A worker walks behind a tractor during planting of a cotton field, as seen during a govern
AP Photo/Mark Schiefelbein

Two Texas Republicans, Reps. August Pfluger and Michael McCaul, are seeking answers from U.S. Customs and Border Protection (CBP) about how the agency screens critical minerals imported from China.

The Republicans sent a letter, obtained by Breitbart News, to CBP Commissioner Chris Magnus on Friday demanding he lay out how the imports are screened to prevent United States importation of critical minerals produced by way of Chinese forced labor.

“Due to the importance of critical minerals to such a broad range of applications, the Chinese Communist Party leadership has long made dominating the supply chain a priority,” Pfluger and McCaul began their letter.

That China has a “stranglehold” on critical minerals is due “in no small part … to the CCP’s unfair trade practices, minimal concern for environmental standards, huge state financial backing for Chinese critical mineral firms, and the use of forced labor,” they wrote.

Read a copy of the letter below:

America relies heavily on China for critical minerals, which are used in the defense and tech industries to manufacture a wide range of products, from fighter jets and night vision goggles to electric vehicles.

Pfluger and McCaul, who both sit on the Homeland Security and Foreign Affairs Committees, cited reports from the New York Times and Bloomberg Law that revealed this summer, as the Uyghur Forced Labor Prevention Act went into effect, “red flags” in the connection between forced labor and Chinese critical mineral production.
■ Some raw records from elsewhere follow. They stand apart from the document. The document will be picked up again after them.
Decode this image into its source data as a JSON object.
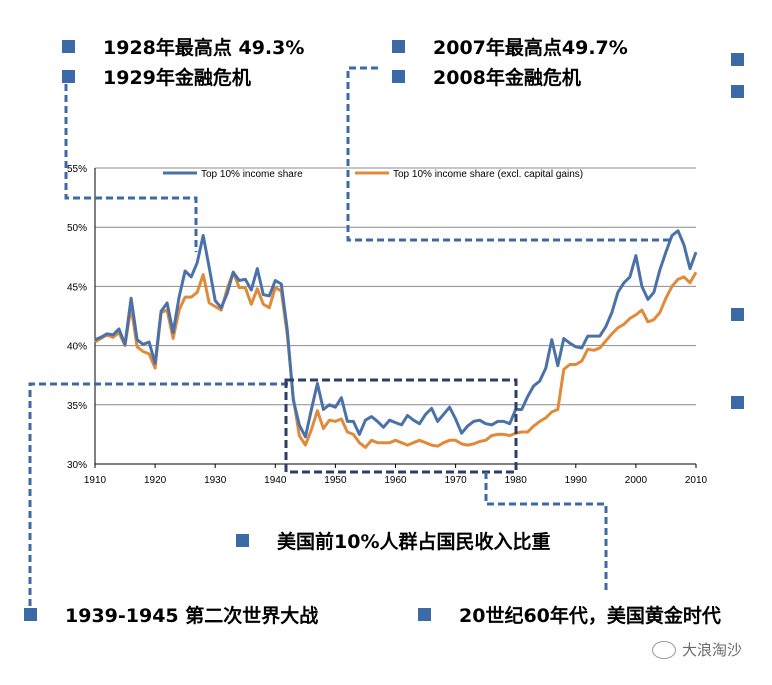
{
  "annotations": {
    "peak_1928": "1928年最高点 49.3%",
    "crisis_1929": "1929年金融危机",
    "peak_2007": "2007年最高点49.7%",
    "crisis_2008": "2008年金融危机",
    "chart_caption": "美国前10%人群占国民收入比重",
    "ww2": "1939-1945 第二次世界大战",
    "golden_age": "20世纪60年代，美国黄金时代"
  },
  "watermark": "大浪淘沙",
  "colors": {
    "blue": "#4a72a8",
    "orange": "#e08a3a",
    "bullet": "#3c6aa6",
    "dash": "#3c6aa6"
  },
  "chart_data": {
    "type": "line",
    "title": "",
    "xlabel": "",
    "ylabel": "",
    "xlim": [
      1910,
      2010
    ],
    "ylim": [
      30,
      55
    ],
    "x_ticks": [
      "1910",
      "1920",
      "1930",
      "1940",
      "1950",
      "1960",
      "1970",
      "1980",
      "1990",
      "2000",
      "2010"
    ],
    "y_ticks": [
      "30%",
      "35%",
      "40%",
      "45%",
      "50%",
      "55%"
    ],
    "legend_position": "top",
    "series": [
      {
        "name": "Top 10% income share",
        "color": "#4a72a8",
        "x": [
          1910,
          1911,
          1912,
          1913,
          1914,
          1915,
          1916,
          1917,
          1918,
          1919,
          1920,
          1921,
          1922,
          1923,
          1924,
          1925,
          1926,
          1927,
          1928,
          1929,
          1930,
          1931,
          1932,
          1933,
          1934,
          1935,
          1936,
          1937,
          1938,
          1939,
          1940,
          1941,
          1942,
          1943,
          1944,
          1945,
          1946,
          1947,
          1948,
          1949,
          1950,
          1951,
          1952,
          1953,
          1954,
          1955,
          1956,
          1957,
          1958,
          1959,
          1960,
          1961,
          1962,
          1963,
          1964,
          1965,
          1966,
          1967,
          1968,
          1969,
          1970,
          1971,
          1972,
          1973,
          1974,
          1975,
          1976,
          1977,
          1978,
          1979,
          1980,
          1981,
          1982,
          1983,
          1984,
          1985,
          1986,
          1987,
          1988,
          1989,
          1990,
          1991,
          1992,
          1993,
          1994,
          1995,
          1996,
          1997,
          1998,
          1999,
          2000,
          2001,
          2002,
          2003,
          2004,
          2005,
          2006,
          2007,
          2008,
          2009,
          2010
        ],
        "values": [
          40.5,
          40.7,
          41.0,
          40.9,
          41.4,
          40.1,
          44.0,
          40.5,
          40.1,
          40.3,
          38.5,
          42.9,
          43.6,
          41.1,
          44.1,
          46.3,
          45.8,
          47.0,
          49.3,
          46.6,
          43.8,
          43.2,
          44.4,
          46.2,
          45.5,
          45.6,
          44.7,
          46.5,
          44.3,
          44.2,
          45.5,
          45.2,
          41.3,
          35.4,
          33.3,
          32.3,
          34.6,
          36.8,
          34.6,
          35.0,
          34.8,
          35.6,
          33.6,
          33.6,
          32.5,
          33.7,
          34.0,
          33.6,
          33.1,
          33.7,
          33.5,
          33.3,
          34.1,
          33.7,
          33.4,
          34.2,
          34.7,
          33.6,
          34.2,
          34.8,
          33.8,
          32.6,
          33.2,
          33.6,
          33.7,
          33.4,
          33.3,
          33.6,
          33.6,
          33.4,
          34.6,
          34.6,
          35.7,
          36.6,
          37.0,
          38.1,
          40.5,
          38.3,
          40.6,
          40.2,
          39.9,
          39.8,
          40.8,
          40.8,
          40.8,
          41.6,
          42.8,
          44.5,
          45.3,
          45.8,
          47.6,
          45.0,
          43.9,
          44.5,
          46.4,
          47.9,
          49.3,
          49.7,
          48.5,
          46.5,
          47.9
        ]
      },
      {
        "name": "Top 10% income share (excl. capital gains)",
        "color": "#e08a3a",
        "x": [
          1910,
          1911,
          1912,
          1913,
          1914,
          1915,
          1916,
          1917,
          1918,
          1919,
          1920,
          1921,
          1922,
          1923,
          1924,
          1925,
          1926,
          1927,
          1928,
          1929,
          1930,
          1931,
          1932,
          1933,
          1934,
          1935,
          1936,
          1937,
          1938,
          1939,
          1940,
          1941,
          1942,
          1943,
          1944,
          1945,
          1946,
          1947,
          1948,
          1949,
          1950,
          1951,
          1952,
          1953,
          1954,
          1955,
          1956,
          1957,
          1958,
          1959,
          1960,
          1961,
          1962,
          1963,
          1964,
          1965,
          1966,
          1967,
          1968,
          1969,
          1970,
          1971,
          1972,
          1973,
          1974,
          1975,
          1976,
          1977,
          1978,
          1979,
          1980,
          1981,
          1982,
          1983,
          1984,
          1985,
          1986,
          1987,
          1988,
          1989,
          1990,
          1991,
          1992,
          1993,
          1994,
          1995,
          1996,
          1997,
          1998,
          1999,
          2000,
          2001,
          2002,
          2003,
          2004,
          2005,
          2006,
          2007,
          2008,
          2009,
          2010
        ],
        "values": [
          40.3,
          40.6,
          40.9,
          40.7,
          41.1,
          40.0,
          43.3,
          39.9,
          39.5,
          39.3,
          38.1,
          42.8,
          43.0,
          40.6,
          43.0,
          44.1,
          44.1,
          44.5,
          46.0,
          43.6,
          43.3,
          43.0,
          44.8,
          46.2,
          44.9,
          44.9,
          43.5,
          44.8,
          43.5,
          43.2,
          44.9,
          44.6,
          40.9,
          35.6,
          32.4,
          31.6,
          32.9,
          34.5,
          33.0,
          33.7,
          33.6,
          33.8,
          32.7,
          32.5,
          31.8,
          31.4,
          32.0,
          31.8,
          31.8,
          31.8,
          32.0,
          31.8,
          31.6,
          31.8,
          32.0,
          31.8,
          31.6,
          31.5,
          31.8,
          32.0,
          32.0,
          31.7,
          31.6,
          31.7,
          31.9,
          32.0,
          32.4,
          32.5,
          32.5,
          32.4,
          32.6,
          32.7,
          32.7,
          33.2,
          33.6,
          33.9,
          34.4,
          34.6,
          38.0,
          38.4,
          38.4,
          38.7,
          39.7,
          39.6,
          39.8,
          40.4,
          41.0,
          41.5,
          41.8,
          42.3,
          42.6,
          43.0,
          42.0,
          42.2,
          42.8,
          44.0,
          45.0,
          45.6,
          45.8,
          45.3,
          46.2
        ]
      }
    ]
  }
}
The forced labor bill was signed into law last year in an effort to ban products sourced to Xinjiang — the Chinese province found to be committing atrocious human rights abuses, including forced labor, against Uyghur Muslims — unless importers could provide “clear and convincing evidence” the products were not a result of forced labor.

“Although Xinjiang-originated polysilicon and cotton have received the most attention, recent reports combined with the extreme difficulty in tracing the supply chain for critical minerals indicate an extremely high risk that imports of these products could violate the Act,” the Republicans wrote.

They demanded Magnus respond to them by mid-October with details of how CBP is screening imports of critical minerals originating from China and an answer on if Magnus believes the materials are at “substantial risk” of being tied to forced labor.